How to cast an int variable to char in C++?

Question

char a[3];

int x=9;
int y=8;

a[0]=(char)x;
a[1]=(char)y;
a[2]='\0';

unsigned char * temp=(unsigned char*)a;

but when i am displaying this temp, it's displaying ?8. should display 98.

can anyone please help???

Answer 1

Try using itoa or sprintf

Event better, given that you are using C++ try using stringstream . You can then do it as follows

std::stringstream stream;
stream << x << y;

Answer 2

char a[3];

int x='9';
int y='8';

a[0]=(char)x;
a[1]=(char)y;
a[2]='\0';

unsigned char * temp=(unsigned char*)a;
printf("%s", temp);

You were giving a value of 9 and 8, instead of their ASCII values.

Answer 3

Or, more generic

template <class T> string toString (const T& obj)
    {
    stringstream ss;
    ss << obj;
    return ss.str();
    }

Answer 4

Something like nico's solution is what you should be using (also see boost::lexical_cast if you have boost), but for a direct answer to your question (if you want to understand things at a lower level, eg), the string [9, 8, \\0] is not "98".
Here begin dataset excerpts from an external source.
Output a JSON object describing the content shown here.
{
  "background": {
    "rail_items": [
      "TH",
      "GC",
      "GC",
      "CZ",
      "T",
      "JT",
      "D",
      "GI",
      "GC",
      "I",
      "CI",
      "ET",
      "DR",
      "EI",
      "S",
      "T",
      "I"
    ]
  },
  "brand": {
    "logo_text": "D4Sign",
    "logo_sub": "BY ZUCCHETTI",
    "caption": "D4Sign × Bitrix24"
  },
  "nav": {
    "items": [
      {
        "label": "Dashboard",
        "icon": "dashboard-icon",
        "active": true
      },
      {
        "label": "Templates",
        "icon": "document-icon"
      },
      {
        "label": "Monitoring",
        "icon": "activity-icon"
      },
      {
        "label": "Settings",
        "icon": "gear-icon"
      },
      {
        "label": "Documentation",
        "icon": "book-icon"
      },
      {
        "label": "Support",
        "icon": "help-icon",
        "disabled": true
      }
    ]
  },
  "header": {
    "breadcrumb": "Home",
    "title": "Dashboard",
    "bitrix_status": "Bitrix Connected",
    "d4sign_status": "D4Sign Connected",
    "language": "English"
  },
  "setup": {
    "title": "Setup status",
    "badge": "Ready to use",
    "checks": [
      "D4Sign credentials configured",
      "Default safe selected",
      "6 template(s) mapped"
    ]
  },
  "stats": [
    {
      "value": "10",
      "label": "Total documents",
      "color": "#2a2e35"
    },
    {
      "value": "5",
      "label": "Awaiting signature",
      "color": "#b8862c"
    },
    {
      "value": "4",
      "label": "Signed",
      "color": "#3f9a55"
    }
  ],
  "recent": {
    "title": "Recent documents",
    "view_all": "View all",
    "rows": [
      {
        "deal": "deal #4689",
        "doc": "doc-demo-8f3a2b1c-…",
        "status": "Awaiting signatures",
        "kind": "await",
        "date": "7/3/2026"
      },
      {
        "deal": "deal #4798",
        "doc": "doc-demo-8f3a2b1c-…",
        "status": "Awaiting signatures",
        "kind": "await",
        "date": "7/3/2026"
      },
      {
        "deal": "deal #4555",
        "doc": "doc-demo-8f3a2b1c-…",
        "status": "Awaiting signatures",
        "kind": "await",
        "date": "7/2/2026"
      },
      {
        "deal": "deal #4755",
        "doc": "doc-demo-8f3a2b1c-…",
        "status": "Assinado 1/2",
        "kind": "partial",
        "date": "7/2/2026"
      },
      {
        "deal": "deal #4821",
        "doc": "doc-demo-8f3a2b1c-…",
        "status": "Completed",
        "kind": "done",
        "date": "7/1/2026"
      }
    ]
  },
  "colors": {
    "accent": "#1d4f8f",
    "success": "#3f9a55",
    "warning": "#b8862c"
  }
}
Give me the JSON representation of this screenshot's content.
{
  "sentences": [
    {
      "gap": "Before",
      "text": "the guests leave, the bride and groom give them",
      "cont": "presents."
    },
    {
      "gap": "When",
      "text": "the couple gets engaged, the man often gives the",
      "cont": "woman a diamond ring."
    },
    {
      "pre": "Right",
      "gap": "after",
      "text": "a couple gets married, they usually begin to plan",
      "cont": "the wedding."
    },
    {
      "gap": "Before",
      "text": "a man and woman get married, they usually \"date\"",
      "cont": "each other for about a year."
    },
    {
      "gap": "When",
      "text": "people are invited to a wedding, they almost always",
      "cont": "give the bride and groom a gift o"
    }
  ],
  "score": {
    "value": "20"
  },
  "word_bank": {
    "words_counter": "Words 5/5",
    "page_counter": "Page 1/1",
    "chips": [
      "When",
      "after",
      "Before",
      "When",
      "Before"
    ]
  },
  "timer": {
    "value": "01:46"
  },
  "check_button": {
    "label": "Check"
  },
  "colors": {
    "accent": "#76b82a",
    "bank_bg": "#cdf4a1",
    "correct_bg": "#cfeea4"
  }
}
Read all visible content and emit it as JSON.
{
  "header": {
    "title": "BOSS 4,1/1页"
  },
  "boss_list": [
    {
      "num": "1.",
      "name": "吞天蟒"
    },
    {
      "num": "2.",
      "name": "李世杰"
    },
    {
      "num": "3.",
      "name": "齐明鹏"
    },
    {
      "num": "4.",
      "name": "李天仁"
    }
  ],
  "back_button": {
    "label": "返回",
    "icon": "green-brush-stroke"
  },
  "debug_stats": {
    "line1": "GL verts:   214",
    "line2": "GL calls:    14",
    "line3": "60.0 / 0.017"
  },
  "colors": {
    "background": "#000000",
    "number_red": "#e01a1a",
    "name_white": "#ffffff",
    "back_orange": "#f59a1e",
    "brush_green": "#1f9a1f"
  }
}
"98" is actually [57, 56, 0] or [0x39, 0x38, 0x0] in ASCII. If you want to concatenate decimal numbers ranging from 0 to 9 this way manually, you'll have to add '0' (0x30) to them. If you want to deal with numbers exceeding that range, you'll have to do more work to extract each digit. Overall, you should use something like the toString function template nico posted or boost::lexical_cast for a more complete version.

Answer 5

There are two ways of doing it:

1. Use itoa()
2. add 0x30 (== '0') to each digit

Of course the 2nd method works only for single digits, so you'd rather use itoa() in a general case.

Answer 6

a[0] = (char)x; 
a[1] = (char)y; 

should be

a[0] = x + '0'; 
a[1] = y + '0'; 

(keep the cast if you want to disable warnings)/